Thursday, 8 November 2012

Famously Attractive

Opening of the Jerwood Gallery
 “I hadn't realised how lovely Hastings is.” 

That was how Masterchef celebrity Greg Wallace summed up his visit to the Seafood and Wine festival in September.” Let’s hope he now tells everyone else.

Nick Roe writing in the Times about the Great British Weekend waxed lyrical. “A spanking new art gallery has opened on the seafront, right in the middle of fish-and-chip territory, which sounds like a decisive change in the town's cultural style. A word about St Leonards: it's a westward extension of Hastings and was once quite grand but somehow ended up as a faintly seedy patchwork of rented homes set amid occasionally majestic old houses. The feeling nowadays, however, is of an area that is moving back up again.”

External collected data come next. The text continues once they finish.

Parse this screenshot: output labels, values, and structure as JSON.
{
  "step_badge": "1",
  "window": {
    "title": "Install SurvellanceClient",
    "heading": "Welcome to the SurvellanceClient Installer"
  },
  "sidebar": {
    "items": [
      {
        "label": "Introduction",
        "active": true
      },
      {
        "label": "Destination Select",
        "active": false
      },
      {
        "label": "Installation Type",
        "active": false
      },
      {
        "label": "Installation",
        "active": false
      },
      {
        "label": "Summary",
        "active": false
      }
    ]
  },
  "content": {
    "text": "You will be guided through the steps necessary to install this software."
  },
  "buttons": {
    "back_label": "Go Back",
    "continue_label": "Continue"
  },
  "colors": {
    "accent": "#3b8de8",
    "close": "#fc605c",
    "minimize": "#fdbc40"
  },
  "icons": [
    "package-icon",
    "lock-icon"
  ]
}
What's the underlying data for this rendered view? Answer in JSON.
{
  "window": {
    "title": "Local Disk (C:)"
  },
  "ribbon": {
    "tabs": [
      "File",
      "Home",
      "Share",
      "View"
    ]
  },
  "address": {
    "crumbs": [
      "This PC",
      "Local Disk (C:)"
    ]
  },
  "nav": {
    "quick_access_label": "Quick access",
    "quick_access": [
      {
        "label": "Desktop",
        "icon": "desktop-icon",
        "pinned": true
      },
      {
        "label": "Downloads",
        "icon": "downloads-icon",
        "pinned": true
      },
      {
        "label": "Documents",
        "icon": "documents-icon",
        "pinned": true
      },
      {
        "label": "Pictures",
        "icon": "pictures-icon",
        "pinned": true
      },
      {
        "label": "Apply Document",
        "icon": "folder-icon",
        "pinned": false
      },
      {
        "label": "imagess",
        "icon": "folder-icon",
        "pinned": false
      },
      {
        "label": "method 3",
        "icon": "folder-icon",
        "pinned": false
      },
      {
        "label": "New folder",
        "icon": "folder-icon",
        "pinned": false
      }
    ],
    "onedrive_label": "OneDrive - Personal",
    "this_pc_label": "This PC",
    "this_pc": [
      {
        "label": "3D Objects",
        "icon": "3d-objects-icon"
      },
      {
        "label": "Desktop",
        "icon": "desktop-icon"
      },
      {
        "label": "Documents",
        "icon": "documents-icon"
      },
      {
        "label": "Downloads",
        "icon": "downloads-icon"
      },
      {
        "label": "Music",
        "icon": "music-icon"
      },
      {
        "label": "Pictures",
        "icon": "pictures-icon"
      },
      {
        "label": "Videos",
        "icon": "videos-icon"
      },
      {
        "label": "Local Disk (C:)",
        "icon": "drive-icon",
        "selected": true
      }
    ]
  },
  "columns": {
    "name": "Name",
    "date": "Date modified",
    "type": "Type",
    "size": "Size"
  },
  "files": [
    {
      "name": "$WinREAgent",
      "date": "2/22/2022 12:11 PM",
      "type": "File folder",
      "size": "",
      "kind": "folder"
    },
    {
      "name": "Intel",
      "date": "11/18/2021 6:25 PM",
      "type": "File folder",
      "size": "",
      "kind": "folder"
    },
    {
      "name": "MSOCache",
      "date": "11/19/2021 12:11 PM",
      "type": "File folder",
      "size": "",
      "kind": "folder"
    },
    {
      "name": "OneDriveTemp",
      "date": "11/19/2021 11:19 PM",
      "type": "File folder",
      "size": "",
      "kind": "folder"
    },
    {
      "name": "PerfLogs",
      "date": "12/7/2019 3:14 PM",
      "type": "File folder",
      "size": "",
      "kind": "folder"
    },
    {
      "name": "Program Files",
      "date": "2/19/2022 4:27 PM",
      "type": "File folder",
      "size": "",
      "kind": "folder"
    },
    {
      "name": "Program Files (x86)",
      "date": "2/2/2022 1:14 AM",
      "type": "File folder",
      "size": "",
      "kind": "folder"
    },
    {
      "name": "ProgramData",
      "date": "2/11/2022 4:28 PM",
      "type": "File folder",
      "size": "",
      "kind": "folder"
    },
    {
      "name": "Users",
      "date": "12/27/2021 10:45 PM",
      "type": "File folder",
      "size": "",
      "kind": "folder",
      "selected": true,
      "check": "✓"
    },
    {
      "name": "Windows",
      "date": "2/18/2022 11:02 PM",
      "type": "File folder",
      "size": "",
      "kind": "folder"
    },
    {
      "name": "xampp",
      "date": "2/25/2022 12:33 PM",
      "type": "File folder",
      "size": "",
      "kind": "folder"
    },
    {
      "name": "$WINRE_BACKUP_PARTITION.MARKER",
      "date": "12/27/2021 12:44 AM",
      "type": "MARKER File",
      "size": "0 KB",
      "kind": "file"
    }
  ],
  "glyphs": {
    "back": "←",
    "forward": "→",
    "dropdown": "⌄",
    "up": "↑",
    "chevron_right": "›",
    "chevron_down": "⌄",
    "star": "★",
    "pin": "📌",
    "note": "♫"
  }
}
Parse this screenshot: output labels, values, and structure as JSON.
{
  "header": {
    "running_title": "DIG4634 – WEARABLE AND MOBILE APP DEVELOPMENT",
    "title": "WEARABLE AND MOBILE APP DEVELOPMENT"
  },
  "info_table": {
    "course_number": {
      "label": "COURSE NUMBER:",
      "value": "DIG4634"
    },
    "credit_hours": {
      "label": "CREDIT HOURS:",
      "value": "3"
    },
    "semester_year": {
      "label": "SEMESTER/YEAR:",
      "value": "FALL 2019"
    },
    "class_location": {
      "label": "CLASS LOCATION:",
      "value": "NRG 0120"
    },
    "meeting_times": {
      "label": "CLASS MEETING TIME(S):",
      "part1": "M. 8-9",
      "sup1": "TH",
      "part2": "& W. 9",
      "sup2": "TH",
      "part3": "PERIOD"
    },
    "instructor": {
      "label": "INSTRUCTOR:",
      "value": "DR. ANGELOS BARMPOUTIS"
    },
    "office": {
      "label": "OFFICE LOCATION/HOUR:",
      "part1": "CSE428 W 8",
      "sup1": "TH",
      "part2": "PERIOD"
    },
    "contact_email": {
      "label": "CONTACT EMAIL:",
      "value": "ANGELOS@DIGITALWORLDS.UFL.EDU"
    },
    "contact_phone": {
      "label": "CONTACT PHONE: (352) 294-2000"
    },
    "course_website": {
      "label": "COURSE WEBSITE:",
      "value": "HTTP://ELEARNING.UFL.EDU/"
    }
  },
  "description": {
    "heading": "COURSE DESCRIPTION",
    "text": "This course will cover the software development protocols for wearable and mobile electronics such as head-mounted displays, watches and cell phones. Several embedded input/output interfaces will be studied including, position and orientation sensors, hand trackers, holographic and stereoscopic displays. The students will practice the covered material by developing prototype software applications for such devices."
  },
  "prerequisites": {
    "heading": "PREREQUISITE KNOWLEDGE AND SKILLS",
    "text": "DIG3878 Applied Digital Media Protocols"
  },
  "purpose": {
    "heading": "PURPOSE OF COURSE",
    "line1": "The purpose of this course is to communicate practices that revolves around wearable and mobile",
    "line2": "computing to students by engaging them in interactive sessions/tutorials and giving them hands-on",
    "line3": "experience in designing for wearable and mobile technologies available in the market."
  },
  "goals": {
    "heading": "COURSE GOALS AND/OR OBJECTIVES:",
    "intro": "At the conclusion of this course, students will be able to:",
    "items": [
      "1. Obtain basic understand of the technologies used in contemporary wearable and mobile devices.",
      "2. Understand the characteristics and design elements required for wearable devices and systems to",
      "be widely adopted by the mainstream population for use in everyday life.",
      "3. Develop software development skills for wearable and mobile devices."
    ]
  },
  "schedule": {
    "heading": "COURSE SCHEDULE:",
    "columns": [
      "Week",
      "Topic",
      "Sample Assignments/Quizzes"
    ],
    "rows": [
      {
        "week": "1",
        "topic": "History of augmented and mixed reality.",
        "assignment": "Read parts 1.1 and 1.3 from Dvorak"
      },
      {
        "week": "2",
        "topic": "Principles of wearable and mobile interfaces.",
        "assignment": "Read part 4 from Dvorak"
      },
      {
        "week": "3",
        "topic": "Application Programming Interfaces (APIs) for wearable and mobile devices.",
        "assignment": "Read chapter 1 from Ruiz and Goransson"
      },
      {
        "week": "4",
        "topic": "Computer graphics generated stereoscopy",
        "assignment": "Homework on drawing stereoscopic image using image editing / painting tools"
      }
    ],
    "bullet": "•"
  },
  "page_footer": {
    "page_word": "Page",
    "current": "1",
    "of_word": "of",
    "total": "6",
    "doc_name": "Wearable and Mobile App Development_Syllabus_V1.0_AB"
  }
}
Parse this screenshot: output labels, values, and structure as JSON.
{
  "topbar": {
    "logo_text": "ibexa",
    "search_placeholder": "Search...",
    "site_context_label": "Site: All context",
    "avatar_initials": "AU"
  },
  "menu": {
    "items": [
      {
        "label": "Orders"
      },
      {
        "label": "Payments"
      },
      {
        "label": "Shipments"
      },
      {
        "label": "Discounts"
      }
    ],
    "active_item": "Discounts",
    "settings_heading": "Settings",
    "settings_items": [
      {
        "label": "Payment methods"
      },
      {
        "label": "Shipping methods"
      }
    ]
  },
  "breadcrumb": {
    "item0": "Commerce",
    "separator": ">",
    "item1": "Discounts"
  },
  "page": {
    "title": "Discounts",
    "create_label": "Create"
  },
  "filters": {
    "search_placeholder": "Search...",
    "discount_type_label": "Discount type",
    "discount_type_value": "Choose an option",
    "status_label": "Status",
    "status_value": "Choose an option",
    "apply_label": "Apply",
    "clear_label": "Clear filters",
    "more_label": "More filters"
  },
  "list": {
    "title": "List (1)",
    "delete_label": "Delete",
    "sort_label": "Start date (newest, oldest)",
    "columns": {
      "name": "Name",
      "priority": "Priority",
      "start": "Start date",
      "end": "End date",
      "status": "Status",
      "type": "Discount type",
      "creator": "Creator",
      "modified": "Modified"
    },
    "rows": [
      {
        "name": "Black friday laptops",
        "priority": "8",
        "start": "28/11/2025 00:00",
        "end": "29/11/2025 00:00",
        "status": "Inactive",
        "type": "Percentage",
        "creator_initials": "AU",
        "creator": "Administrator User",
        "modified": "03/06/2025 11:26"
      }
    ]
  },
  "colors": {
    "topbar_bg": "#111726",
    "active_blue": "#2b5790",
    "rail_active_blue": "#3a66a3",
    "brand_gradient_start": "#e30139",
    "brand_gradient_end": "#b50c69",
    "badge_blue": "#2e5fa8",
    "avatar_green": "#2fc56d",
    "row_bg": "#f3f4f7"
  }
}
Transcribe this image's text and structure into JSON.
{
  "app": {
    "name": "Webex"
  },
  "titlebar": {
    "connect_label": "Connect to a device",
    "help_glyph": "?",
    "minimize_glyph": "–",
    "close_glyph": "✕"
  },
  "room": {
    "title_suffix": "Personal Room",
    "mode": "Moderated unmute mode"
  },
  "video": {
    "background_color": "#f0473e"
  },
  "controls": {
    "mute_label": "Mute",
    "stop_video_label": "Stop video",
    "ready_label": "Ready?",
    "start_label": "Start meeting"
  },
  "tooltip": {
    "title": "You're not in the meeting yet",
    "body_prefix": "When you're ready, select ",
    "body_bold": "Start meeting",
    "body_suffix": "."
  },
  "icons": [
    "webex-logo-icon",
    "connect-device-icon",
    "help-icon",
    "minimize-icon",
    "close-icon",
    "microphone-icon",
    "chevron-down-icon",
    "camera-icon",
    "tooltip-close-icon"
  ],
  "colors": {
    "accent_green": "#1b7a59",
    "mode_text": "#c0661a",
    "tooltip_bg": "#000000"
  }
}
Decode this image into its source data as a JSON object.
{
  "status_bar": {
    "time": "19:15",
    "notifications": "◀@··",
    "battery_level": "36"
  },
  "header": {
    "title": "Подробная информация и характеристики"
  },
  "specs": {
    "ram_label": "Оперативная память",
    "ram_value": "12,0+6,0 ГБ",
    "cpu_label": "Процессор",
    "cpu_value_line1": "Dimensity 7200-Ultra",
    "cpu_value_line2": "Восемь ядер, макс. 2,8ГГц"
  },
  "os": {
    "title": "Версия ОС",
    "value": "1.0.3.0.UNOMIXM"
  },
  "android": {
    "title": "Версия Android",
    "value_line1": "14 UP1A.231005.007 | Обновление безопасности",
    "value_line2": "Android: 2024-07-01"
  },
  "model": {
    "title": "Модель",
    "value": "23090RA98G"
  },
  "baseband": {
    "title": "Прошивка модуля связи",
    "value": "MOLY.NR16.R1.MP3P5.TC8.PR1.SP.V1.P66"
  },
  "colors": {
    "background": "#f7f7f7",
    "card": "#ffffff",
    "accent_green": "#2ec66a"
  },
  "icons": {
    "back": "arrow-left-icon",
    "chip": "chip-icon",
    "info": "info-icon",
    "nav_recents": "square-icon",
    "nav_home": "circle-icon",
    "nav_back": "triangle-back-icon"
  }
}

I agree Nick the whole borough is moving up, famously; and St Leonards is part of that movement. Tom Chesshyre writing in the Guardian Weekend about Let's Move To ...Hastings Old Town says the town “is pretty much Tom's Ideal Place, with all the things I like squished into a fold on the sea between the imaginatively titled East Hill and West Hill: faint melancholy; a smashing higgledy crush of architecture - Tudor, seaside stucco, you name it; the amazing Electric cinema that shows The Creature From The Black Lagoon; magnificent tea shops; magnificent (independent) shops; two funiculars; fishmongers and fishermen galore; a miniature railway! Plus a few special things of its own, such as the spooky, surreal, monolithic net huts on the beach, the Jerwood art gallery hard on the shingle next door, an annual Pirate Day and the home of Aleister Crowley. And it's not a squillion pounds to live there.”
These latest endorsements give just a flavour of how our town is increasingly being viewed from outside and it’s not just in the broadsheet papers either. 

The Mirror ran a story by Gill Murr about an enjoyable caravan holiday at Combe Haven. When the family ventured out they “started on the East Hill Lift, the ­steepest funicular railway in Britain and one of two in Hastings, for a spectacular view over the long ­shingle beach known as the Stade. Little stalls selling the day’s catch add to the salty sea dog atmosphere. One of the sheds forms part of the Hastings Fishermen’s Museum, a fascinating place crammed full of old photos and memorabilia.”

We couldn’t pay for positive coverage like this. The town is pitching itself to its regular visitors but clearly to a new audience too and we have the attractions – both natural and created – to do it. We just need the word to spread as wide as possible.